1. This week I started my first week of teaching summer classes. I don’t know why this is, but the first week and last week of classes are always the looooonnngggest weeks of classes ever. Oh, and the weeks right before a holiday. And the weeks after a holiday. And, okay, maybe ALL THE WEEKS.
But, I think it’s a bad sign that I’ve already started telling myself “Six more weeks until my summer break.”
But, you guys, SIX MORE WEEKS UNTIL MY SUMMER BREAK!
2. On Friday night, I went to go see Failure Lab in Grand Rapids. It’s this story-telling performance, where all the stories people tell are about a personal failure. Now, I know this sounds super depressing, but it was actually super inspiring and entertaining. Oh, and there was free raspberry cider, so that was a success in my book.
3. Seeing as I only have SIX MORE WEEKS UNTIL MY SUMMER BREAK, I’m starting to
plan think really hard about how I’m going to be spending my time off. So I found this list of 50 Things to do in Michigan Before You Die super helpful.
Also, this list of Michigan festivals. I’ve said it before, and I’ll say it again: Michigan has a crazy number of festivals. I mean, there’s everything from a fish rodeo to a Buttermilk Jamboree. Not to mention the countless fruit and vegetable festivals, including, of course, the asparagus festival.
4. Speaking of fun things to do in Michigan, my friend, Katie Aune, wrote all about our trip to Binder Park Zoo when she came to visit me the other weekend. Including exactly how hard it is to take a giraffe selfie.
The struggle is real, you guys.
5. As a lady who loves to travel and do other things on her own and as a lady who loves cute kitty-cat-themed accessories, I love these cat-shaped self defense keychains.
Except apparently they’re illegal in Michigan, and I am not a lady who loves jail.
6. Speaking of doing things alone, my friend introduced me to the term “rotic” this week. Which means “romantic without the man.” (Get it???) As in, “I took myself on a rotic date this weekend.”
You guys, how have I not heard this term before. I LOVE it. And will continue to use it forever and ever, or until I actually start going on romantic dates with men. So, in other words, I’m never going to stop using this word.
As you may recall, a few years ago, I quit my job to travel the “world” (i.e. Southeast Asia), and I lasted exactly one year. In addition to running out of moneys, I realized that I’m way too much of a homebody to not have a home. While I respect the people I’ve met who pursue this type of lifestyle, I know I couldn’t do it. I need my own couch, people!
8. Umm, so have we all seen the trailer for the new Jem and the Holograms, movie?
What the actual fuck, you guys?
I mean, WHERE ARE THE HOLOGRAMS??? You can’t have holograms in the title and totally leave them out of the movie!

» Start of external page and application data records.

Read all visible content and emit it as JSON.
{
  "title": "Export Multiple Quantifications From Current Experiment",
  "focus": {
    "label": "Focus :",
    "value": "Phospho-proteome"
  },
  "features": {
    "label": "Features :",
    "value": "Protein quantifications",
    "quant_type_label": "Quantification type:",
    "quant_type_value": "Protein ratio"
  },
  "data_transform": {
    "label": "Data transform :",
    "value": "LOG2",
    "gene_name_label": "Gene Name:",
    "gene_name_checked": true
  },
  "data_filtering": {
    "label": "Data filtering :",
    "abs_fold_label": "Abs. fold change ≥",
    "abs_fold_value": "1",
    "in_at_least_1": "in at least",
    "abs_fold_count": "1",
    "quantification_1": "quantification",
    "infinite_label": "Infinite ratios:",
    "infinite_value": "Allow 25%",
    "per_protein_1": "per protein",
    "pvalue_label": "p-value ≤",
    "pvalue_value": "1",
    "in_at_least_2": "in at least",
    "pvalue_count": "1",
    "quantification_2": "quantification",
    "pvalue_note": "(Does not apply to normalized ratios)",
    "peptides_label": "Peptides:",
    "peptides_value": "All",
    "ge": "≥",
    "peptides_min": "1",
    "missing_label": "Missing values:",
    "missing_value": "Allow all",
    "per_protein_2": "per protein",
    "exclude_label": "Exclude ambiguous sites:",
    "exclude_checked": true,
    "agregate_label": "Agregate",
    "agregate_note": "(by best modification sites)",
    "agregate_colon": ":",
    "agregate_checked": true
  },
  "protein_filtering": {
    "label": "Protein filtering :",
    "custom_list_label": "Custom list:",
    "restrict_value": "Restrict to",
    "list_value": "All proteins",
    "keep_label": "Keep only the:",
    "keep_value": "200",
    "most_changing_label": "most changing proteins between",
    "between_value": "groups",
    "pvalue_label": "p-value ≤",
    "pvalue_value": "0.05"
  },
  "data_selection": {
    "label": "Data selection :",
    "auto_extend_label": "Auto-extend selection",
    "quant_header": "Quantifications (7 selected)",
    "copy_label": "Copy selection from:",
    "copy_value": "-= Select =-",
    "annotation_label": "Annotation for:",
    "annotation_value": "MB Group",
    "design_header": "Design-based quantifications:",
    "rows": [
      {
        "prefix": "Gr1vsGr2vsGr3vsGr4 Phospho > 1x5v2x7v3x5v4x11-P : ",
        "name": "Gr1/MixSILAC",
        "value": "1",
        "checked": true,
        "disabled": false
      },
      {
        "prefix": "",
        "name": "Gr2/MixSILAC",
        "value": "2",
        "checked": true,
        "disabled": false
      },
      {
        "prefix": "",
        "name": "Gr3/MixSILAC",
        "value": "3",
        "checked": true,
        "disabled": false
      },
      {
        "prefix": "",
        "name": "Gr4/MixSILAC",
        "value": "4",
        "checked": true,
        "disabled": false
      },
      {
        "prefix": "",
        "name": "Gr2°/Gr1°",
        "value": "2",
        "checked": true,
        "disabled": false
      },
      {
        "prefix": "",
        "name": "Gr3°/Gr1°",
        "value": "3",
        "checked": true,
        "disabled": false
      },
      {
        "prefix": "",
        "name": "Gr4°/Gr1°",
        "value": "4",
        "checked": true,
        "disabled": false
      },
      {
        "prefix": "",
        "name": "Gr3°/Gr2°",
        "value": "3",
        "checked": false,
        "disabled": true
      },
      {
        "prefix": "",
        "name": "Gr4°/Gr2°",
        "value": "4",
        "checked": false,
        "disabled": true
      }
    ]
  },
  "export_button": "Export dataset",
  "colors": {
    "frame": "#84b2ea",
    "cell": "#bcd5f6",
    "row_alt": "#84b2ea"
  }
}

Also, where are Jem’s star-shaped earrings? You guys, those earrings were seriously the best. You can’t have Jem without those earrings! There’s going to be a whole generation of tweenage girls who will watch this movie and not know of the awesomeness of star-shaped earrings! That, my friends, is an atrocity.
(P.S. I’m totally going to watch this movie when it comes out because I am fourteen years old. I don’t care.)
9. So, apparently, cat purrs can possibly cure broken bones. I’ll try to remember my cat’s curative powers the next time she jumps on my head at five o’clock in the morning.
10. This post of women dropping polite hints in Western Art history is heee-lar-ious. I just thought you should know.
What’s up, folks? How was your week?